Aku tak
begitu terkejut ketika ibu mengatakan bahwa dua minggu lagi aku akan dinikahkan
dengan Ridha, anak dari sepupu ayahku yang juga sekampung dengan kami. Karena
memang begitulah caranya hampir semua gadis di kampung-ku menikah, dengan cara
perjodohan dan pada usia yang terlalu muda menurut orang-orang yang tinggal di
kota, 13 tahun.
Sudah
menjadi “Budaya” di sini, jika anak gadis sudah mengalami menstruasi dan bisa memasak,
maka sang orang tua akan segera memikirkan calon suami dan tanggal pernikahan. Katanya
untuk menghindari hal yang tidak diinginkan, karena pada usia kami yang sudah
mulai mempunyai rasa ketertarikan terhadap lawan jenis, bisa saja melakukan
hal-hal yang dapat mempermalukan keluarga. Dan, tentu saja agar para orang tua
dapat bernafas lega, ketika anak gadisnya sudah bersuami, maka suaminya-lah yang
bertanggung jawab memberi nafkah dan menuntun si gadis menjalani kehidupan.
Pagi ini
terlihat dan terasa sama seperti biasanya, harum dari tanaman yang dijatuhi
embun menyegarkan pikiran, juga kabut tipis yang menyeruak masuk ke kamarku
ketika jendela terbuka.
Hanya
saja, dari semalam aku terus memikirkan diriku yang dalam dua minggu lagi akan
menjadi seorang istri. Sejak kecil, aku sudah melihat banyak pernikahan di kampung
ini, kebanyakan dari perjodohan dan sisanya karena memang ada rasa ketertarikan
serta pilihan satu sama lain. Dulu aku berpikir memang begitulah jalannya,
setiap wanita dan laki-laki memiliki tugas dan perannya masing-masing yang
harus dipenuhi. Setelah menjadi seorang anak, kau akan menjadi seorang istri
atau suami, lalu menjadi seorang Ibu atau seorang ayah, dan seterusnya sampai
akhirnya meninggal dunia. Sederhana.
Tapi isi
kepalaku kini menjadi agak kacau. Sebab, beberapa bulan lalu para mahasiswa
yang PKL di kampungku mendirikan sebuah perpustakan kecil untuk umum, dan aku
mulai sering datang kesana dan membaca banyak buku.
Kak
Nisa, salah satu mahasiswa itu dengan senyuman bertanya padaku.
“Yasmin,
cita-citamu apa?”
Aku
sudah pernah mendapatkan pertanyaan itu sewaktu disekolah dasar, ibu guru yang
bertanya, semua anak-anak dikelas menjawab dengan jawaban yang beragam, ada
yang ingin menjadi dokter, guru, pilot, dan lain sebagainya yang beberapa waktu
ini ku sadari semua itu tak pernah benar-benar menjadi cita-cita. Aku yakin
teman-teman di kelasku menjawab bukan
karena mereka memang ingin menjadi semua itu, tapi karena hanya profesi itu
saja yang mereka pernah ketahui.
Sekarang
aku mulai bertanya-tanya tentang bagaimana kehidupanku nanti setelah menikah?

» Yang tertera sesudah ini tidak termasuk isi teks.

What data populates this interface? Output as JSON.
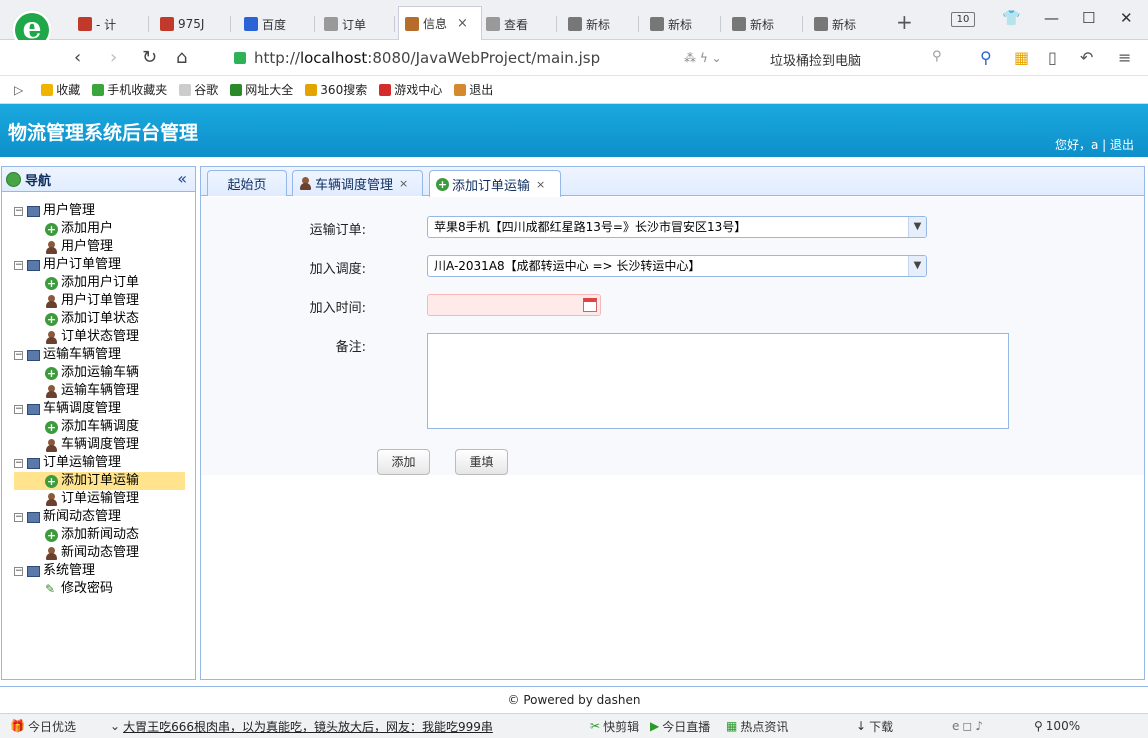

Apakah aku akan menjadi istri yang baik? Apakah Ridha akan menjadi suami yang
tepat bagiku? Apakah aku akan bahagia?
Pertanyaan
terakhirlah yang paling mengganggu pikiranku. Sebuah pertanyaan yang tak pernah
terpikirkan olehku sebelumnya, sebuah pertanyaan yang tiba-tiba saja menjadi
penting untukku.
Ridha
adalah pemuda yang baik, aku bisa mengetahuinya karena aku sering bermain
dengannnya sejak kecil. Tapi, bagaimana jika nanti aku tidak menyukainya sebagai
suamiku? Atau, bagaimana jika aku akan lebih senang jika aku menjalani
kehidupan yang lain selain menjadi seorang istri pada usia muda seperti
sekarang?
Aku
berpikir tentang pernikahan yang seharusnya dilakukan dengan rasa cinta satu
samalain agar menjadi sebuah rumah tangga yang bahagia, seperti yang kubaca
dalam novel-novel romantis. Bukan karena kewajiban sebuah peran.
Jika
dulu aku menyetujui ide tentang peran ini, kini pandanganku sudah berubah. Aku
tidak ingin nantinya pernikahanku menjadi pernikahan yang sudah pernah dialami
pasangan muda yang lain, karena terlalu muda dan belum matang, akhirnya
permasalahan dalam rumah tangga pun tidak bisa diselesaikan secara dewasa dan
berujung pada perceraian. Sekali lagi, aku berpikir pernikahan seharusnya dilakukan
dengan atas dasar cinta dan keyakinan penuh pada pasangan yang sebisa mungkin
satu untuk seumur hidup.
Aku pernah
menyaksikan beberapa cerita di televisi, di mana ketika gadis yang tidak setuju
untuk dinikahkan dengan pria pilihan orang tuanya akan memberontak atau nekat
kabur dari rumah. Aku bisa saja melakukan hal seperti itu jika aku tiba-tiba
merasa sangat tidak ingin menikah sekarang, tapi aku tidak ingin membuat orang tuaku sedih dan
malu. Percayalah, jika kau lahir dan dibesarkan di sebuah kampung seperti ini,
sulit untuk tidak menjadi orang yang sentimental.
Sama
hal-nya seperti Laila, kakak kelasku yang kabarnya sekarang sering melamun dan
berbicara sendiri karena tidak tahan terus ditekan oleh orang tuanya agar
segera menikah karena adik perempuannya akan segera dinikahakan, dan tentu saja
pelangkahan seperti itu dianggap sesuatu yang sangat tidak dianjurkan dalam
pendapat masyarakat di kampung seperti ini. Laila menolak laki-laki yang
dijodohkan dengannya, tapi dia juga belum bisa menemukan orang yang dia inginkan
untuk menjadi pasangan hidupnya. Dalam situasi seperti itu, sebuah keputusan pasti
apa saja yang datang ke dalam kepalamu rasanya
akan menyenangkan daripada terus didesak saat kau tidak yakin atas pilihanmu sendiri.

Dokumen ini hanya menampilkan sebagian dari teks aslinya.